Will Howling, a PRIA intern from University of Victoria, Canada, reflects on his experience of celebrating Sweet Water Day with the Kadam Badhate Chalo youth from Panipat, Haryana
Saturday, June 10th, saw me attend the first ever Sweet Water Day celebration in the village of Titana. The day began with much travelling, by Uber, state bus, and autorickshaw, to arrive in this rural community, which is near Panipat in Haryana. Martha Farrell Foundation (MFF) and PRIA have been working with the young community members in Titana to establish a youth-led KBC group (Kadam Badhate Chalo – loosely translated as “let’s move ahead”) whose aim is to help end violence against women. I was told the community was celebrating a festival that day known as Sweet Water Day, and that the KBC group would be involved, serving ‘sweet water’ and organizing events.
Upon our arrival in Titana, my companions from PRIA and I were shown into a walled compound with a covered area at the far end.
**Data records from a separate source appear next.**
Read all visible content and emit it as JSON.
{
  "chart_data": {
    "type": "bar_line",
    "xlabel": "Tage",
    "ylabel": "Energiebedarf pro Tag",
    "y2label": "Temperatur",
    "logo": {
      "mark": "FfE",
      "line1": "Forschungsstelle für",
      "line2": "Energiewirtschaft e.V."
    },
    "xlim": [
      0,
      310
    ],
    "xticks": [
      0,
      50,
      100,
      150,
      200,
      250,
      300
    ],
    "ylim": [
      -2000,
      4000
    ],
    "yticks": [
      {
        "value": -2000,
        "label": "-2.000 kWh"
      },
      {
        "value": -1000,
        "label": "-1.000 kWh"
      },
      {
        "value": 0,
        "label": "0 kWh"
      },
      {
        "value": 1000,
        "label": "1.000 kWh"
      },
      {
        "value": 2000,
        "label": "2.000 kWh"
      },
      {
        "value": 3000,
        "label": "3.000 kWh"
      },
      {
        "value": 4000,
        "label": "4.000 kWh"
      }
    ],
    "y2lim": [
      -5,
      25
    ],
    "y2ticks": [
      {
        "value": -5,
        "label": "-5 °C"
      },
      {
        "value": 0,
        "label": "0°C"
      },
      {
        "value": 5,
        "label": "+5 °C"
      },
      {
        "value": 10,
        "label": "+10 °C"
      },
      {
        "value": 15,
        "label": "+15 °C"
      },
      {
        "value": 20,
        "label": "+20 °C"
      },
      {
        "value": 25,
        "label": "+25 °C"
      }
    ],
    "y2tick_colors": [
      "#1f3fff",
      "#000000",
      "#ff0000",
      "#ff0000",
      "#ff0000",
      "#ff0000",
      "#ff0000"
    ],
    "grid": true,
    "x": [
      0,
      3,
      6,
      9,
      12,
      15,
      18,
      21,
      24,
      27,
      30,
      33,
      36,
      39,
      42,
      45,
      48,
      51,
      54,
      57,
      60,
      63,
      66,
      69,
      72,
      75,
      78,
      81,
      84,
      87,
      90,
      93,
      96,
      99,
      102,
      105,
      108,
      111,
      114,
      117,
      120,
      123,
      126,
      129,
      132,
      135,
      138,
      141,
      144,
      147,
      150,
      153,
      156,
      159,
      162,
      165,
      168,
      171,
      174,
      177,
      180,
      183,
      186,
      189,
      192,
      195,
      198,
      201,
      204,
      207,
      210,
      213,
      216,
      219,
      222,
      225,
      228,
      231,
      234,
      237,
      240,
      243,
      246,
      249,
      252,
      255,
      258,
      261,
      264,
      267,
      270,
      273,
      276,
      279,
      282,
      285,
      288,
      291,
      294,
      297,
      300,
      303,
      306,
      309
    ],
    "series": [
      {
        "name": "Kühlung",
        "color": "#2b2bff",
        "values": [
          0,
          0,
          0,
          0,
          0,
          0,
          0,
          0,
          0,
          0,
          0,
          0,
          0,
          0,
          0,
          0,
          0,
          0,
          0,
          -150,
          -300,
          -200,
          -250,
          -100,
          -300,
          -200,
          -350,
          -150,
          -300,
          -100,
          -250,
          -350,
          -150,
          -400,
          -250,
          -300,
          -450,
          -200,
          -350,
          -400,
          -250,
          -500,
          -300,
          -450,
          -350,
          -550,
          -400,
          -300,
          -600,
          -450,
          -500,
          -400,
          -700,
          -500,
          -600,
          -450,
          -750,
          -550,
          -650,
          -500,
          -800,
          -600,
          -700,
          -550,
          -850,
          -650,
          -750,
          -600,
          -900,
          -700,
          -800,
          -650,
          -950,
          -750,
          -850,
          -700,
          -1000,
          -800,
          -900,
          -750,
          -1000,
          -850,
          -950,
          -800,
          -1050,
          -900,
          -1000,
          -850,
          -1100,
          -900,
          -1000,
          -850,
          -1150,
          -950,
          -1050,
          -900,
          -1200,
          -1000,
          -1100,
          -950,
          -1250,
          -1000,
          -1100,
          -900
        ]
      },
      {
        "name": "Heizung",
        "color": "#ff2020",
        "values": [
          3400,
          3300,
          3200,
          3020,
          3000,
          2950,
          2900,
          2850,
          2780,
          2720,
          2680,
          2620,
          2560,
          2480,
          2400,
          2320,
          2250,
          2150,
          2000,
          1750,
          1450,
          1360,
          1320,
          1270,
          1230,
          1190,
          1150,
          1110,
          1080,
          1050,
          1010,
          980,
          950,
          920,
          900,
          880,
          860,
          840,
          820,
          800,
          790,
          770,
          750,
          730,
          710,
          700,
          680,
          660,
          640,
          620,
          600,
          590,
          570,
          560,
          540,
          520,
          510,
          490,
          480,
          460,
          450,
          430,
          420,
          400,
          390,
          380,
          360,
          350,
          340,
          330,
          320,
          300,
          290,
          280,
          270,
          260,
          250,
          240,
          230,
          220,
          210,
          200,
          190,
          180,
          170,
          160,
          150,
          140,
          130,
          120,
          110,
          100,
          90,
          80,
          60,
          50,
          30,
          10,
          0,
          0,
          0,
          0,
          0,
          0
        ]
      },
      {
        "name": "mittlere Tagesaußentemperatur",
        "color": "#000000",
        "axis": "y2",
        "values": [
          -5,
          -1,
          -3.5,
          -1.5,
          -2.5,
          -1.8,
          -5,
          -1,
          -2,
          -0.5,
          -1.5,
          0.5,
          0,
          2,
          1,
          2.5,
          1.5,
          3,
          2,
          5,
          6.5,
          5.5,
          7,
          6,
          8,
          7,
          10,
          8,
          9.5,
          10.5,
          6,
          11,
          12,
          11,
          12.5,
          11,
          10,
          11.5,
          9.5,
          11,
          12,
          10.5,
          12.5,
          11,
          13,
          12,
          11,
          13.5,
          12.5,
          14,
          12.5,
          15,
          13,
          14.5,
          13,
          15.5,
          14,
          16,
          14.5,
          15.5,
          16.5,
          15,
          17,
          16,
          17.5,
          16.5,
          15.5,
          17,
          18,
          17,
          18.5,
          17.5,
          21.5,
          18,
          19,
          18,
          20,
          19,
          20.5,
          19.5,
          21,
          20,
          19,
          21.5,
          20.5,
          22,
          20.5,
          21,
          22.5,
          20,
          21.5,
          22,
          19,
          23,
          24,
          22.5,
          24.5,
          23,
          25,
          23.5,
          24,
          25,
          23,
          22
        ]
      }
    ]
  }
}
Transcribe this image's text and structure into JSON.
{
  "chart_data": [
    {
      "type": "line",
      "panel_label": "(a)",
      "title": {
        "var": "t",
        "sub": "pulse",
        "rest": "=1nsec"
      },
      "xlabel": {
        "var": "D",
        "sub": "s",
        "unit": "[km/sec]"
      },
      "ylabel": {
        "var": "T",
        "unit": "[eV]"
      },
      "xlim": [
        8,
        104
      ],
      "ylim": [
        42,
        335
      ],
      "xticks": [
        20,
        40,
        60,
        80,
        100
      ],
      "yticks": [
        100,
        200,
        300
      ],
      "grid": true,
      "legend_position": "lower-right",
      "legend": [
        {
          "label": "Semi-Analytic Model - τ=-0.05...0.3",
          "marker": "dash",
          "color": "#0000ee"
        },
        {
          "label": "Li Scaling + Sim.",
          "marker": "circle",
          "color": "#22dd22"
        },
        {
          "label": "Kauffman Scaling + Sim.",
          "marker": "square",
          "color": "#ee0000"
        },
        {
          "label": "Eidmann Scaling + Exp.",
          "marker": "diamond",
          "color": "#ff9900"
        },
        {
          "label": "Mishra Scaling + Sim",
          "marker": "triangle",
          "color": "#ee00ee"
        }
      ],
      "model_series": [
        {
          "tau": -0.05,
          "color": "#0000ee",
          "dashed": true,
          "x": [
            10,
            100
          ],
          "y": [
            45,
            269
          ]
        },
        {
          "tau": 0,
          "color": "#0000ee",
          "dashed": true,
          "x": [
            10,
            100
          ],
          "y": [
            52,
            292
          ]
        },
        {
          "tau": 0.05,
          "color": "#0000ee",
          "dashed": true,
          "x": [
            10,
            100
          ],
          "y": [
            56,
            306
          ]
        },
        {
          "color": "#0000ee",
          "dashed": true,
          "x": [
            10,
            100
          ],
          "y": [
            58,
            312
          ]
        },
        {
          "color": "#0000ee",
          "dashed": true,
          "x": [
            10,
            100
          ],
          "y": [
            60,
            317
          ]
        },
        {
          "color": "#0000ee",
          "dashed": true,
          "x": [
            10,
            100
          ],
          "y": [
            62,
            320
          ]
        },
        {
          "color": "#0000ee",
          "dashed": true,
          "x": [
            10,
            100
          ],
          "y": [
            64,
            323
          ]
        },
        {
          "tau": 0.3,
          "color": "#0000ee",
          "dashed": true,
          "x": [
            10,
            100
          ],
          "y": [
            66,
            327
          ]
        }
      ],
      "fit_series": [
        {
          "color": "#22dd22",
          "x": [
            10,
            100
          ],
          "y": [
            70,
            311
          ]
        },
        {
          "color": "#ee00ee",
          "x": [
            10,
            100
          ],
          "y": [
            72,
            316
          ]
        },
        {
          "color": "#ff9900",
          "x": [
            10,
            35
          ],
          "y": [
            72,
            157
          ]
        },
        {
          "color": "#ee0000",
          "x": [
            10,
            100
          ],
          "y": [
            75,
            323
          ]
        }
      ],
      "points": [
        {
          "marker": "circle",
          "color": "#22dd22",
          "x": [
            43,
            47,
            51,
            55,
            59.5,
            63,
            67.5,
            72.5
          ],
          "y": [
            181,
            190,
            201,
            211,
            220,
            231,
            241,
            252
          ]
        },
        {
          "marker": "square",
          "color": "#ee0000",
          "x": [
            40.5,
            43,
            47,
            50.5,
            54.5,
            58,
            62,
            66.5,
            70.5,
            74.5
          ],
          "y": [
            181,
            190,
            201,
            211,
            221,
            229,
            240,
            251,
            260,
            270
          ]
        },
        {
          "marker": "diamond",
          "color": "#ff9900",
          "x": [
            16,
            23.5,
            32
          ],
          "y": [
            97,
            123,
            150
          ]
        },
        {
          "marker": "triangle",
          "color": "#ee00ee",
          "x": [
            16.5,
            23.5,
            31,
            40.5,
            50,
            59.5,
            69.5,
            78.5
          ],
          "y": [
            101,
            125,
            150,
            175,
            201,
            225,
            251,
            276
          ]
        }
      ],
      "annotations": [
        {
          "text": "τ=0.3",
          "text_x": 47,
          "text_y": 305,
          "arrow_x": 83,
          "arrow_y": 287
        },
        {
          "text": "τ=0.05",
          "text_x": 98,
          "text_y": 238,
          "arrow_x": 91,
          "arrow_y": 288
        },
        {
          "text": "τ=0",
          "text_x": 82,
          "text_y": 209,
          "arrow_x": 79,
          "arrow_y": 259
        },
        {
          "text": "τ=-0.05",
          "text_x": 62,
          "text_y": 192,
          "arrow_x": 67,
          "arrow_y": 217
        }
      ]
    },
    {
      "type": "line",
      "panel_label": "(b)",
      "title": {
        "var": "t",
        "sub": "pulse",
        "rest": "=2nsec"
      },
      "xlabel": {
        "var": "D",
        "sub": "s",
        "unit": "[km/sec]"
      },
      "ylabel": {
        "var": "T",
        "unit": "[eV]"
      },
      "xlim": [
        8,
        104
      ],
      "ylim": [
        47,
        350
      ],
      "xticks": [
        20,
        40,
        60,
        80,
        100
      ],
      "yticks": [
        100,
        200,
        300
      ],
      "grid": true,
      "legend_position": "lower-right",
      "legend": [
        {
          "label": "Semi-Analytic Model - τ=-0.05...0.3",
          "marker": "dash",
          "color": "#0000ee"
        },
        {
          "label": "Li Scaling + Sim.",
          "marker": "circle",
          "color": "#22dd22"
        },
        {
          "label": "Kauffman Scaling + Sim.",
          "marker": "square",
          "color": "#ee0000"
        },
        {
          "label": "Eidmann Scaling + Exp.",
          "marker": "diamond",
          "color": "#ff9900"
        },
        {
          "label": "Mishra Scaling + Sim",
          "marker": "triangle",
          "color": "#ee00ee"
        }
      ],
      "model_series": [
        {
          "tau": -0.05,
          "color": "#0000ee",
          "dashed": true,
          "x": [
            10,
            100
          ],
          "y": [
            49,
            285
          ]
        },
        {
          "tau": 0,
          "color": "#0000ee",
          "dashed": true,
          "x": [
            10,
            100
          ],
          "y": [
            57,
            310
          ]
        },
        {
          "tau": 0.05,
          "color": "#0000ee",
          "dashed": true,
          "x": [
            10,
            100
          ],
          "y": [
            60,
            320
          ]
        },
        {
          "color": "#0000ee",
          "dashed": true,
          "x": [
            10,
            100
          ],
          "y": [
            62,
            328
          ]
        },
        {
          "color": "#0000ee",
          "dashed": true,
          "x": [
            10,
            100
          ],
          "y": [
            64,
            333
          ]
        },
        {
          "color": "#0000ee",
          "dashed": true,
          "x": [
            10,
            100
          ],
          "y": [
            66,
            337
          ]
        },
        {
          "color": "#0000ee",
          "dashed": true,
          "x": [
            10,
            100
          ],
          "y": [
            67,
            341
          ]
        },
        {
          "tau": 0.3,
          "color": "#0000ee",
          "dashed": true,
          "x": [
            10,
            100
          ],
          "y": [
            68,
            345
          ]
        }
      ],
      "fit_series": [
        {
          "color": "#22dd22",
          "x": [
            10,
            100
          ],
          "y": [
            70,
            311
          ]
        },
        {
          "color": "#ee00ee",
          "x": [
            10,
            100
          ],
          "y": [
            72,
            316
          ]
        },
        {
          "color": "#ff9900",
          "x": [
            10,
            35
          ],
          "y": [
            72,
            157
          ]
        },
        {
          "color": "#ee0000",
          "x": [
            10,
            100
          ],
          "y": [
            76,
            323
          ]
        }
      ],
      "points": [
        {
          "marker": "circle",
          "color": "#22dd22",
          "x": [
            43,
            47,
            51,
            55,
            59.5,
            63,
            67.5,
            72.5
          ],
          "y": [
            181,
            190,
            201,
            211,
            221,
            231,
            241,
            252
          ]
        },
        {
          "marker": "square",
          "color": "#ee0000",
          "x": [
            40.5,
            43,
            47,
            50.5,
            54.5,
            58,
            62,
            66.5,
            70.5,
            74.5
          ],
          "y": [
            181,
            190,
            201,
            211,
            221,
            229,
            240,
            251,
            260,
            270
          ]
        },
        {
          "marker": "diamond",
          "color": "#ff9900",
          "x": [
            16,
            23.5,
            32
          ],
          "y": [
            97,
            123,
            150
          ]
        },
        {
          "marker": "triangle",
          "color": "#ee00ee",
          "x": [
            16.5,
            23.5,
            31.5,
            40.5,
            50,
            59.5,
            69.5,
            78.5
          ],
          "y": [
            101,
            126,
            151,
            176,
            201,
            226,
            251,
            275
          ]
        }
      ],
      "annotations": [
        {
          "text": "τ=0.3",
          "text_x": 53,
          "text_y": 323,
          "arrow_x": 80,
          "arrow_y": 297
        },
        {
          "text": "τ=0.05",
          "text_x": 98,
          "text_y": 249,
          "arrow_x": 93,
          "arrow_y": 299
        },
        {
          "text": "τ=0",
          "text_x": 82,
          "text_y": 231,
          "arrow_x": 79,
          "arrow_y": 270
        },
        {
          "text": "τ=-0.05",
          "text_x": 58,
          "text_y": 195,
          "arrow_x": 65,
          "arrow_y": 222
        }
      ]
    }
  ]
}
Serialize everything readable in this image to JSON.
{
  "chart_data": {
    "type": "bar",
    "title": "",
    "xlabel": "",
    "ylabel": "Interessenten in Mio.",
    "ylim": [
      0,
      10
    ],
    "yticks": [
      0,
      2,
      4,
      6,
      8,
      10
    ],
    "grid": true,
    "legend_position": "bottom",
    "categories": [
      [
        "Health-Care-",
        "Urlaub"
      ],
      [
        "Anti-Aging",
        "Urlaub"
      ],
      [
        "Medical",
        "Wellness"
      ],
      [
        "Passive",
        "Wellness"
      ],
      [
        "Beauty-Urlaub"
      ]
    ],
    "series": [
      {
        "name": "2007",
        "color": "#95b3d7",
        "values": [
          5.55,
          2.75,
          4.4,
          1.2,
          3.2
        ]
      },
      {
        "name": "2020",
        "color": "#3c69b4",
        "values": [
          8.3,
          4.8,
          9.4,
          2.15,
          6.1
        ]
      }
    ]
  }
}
In the shade, chairs and several large blankets were spread over the floor to create a sitting area. People of all ages milled about, but mostly children and youth, snapping numerous photos of me and my fellow intern Rachel. We spent the next hour introducing ourselves to many of the youth and answering questions.
When everyone was at last seated (a crowd numbering over 100), there were several introductions, followed by a display of the youth’s talents. First, a youth named Mohit performed a self-composed rap song about gender issues in the community; next came another male youth who performed a tremendous a cappella piece. Several people, including the village head, made speeches, but my understanding was very limited since the dialogue proceeded in Hindi. After this the crowd became restless and I thought the event appeared over, but I was about to discover the meaning behind the day. A large mass of people had gathered around a banner near the entrance to the compound. I was invited to sign a pledge on this poster, and all the community members did the same, after which a tray with plastic cups full of light pink liquid was carried in my direction. I guessed that this was the fabled ‘sweet water’ at last. We all sipped our cups, and carried on for many photo opportunities in front of the newly autographed banner.
What is Sweet Water Day, and moreover, what is sweet water? After some asking around in the village some time later, I learned that ‘sweet water’ is simply a solution of lemon, sugar and a red sugary syrup called Roohafza. Taken in combination, it simply tastes like the name suggests – sweet water (thankfully chilled under the sweltering 42-degree Haryana sun).
Sweet Water Day, though, is not really about the water. Yes, it is a refreshing drink and the event is a welcome change of pace in village life. More than that though, it is about the youth of the village bringing their community together in an effort to make it a better place to live. In this instance, Sweet Water Day was held to raise awareness about violence against women in Titana. The various speeches and performances all carried this message along, and the crescendo of the day was the sarpanch’s pledge, which stated that the panchayat will support KBC in making Titana free of violence against women and girls – a significant step forward for safety and equality in the community, and one that is driven by the youngest members of the village. The banner that I signed was a symbol of this pledge – everyone was invited to sign their name on this important resolution.
What I saw in Titana impressed me greatly. I now see the true beauty of KBC groups: they are sustainable beyond the assistance of MFF and PRIA, and this was on full display. MFF and PRIA helped to sensitize and organize the youth in Titana but Sweet Water Day was entirely their creation; we were just witnesses. It was extremely heartening to see that the youth are actively and autonomously engaged in solving the problems that they perceive around them. This is grassroots democracy in action.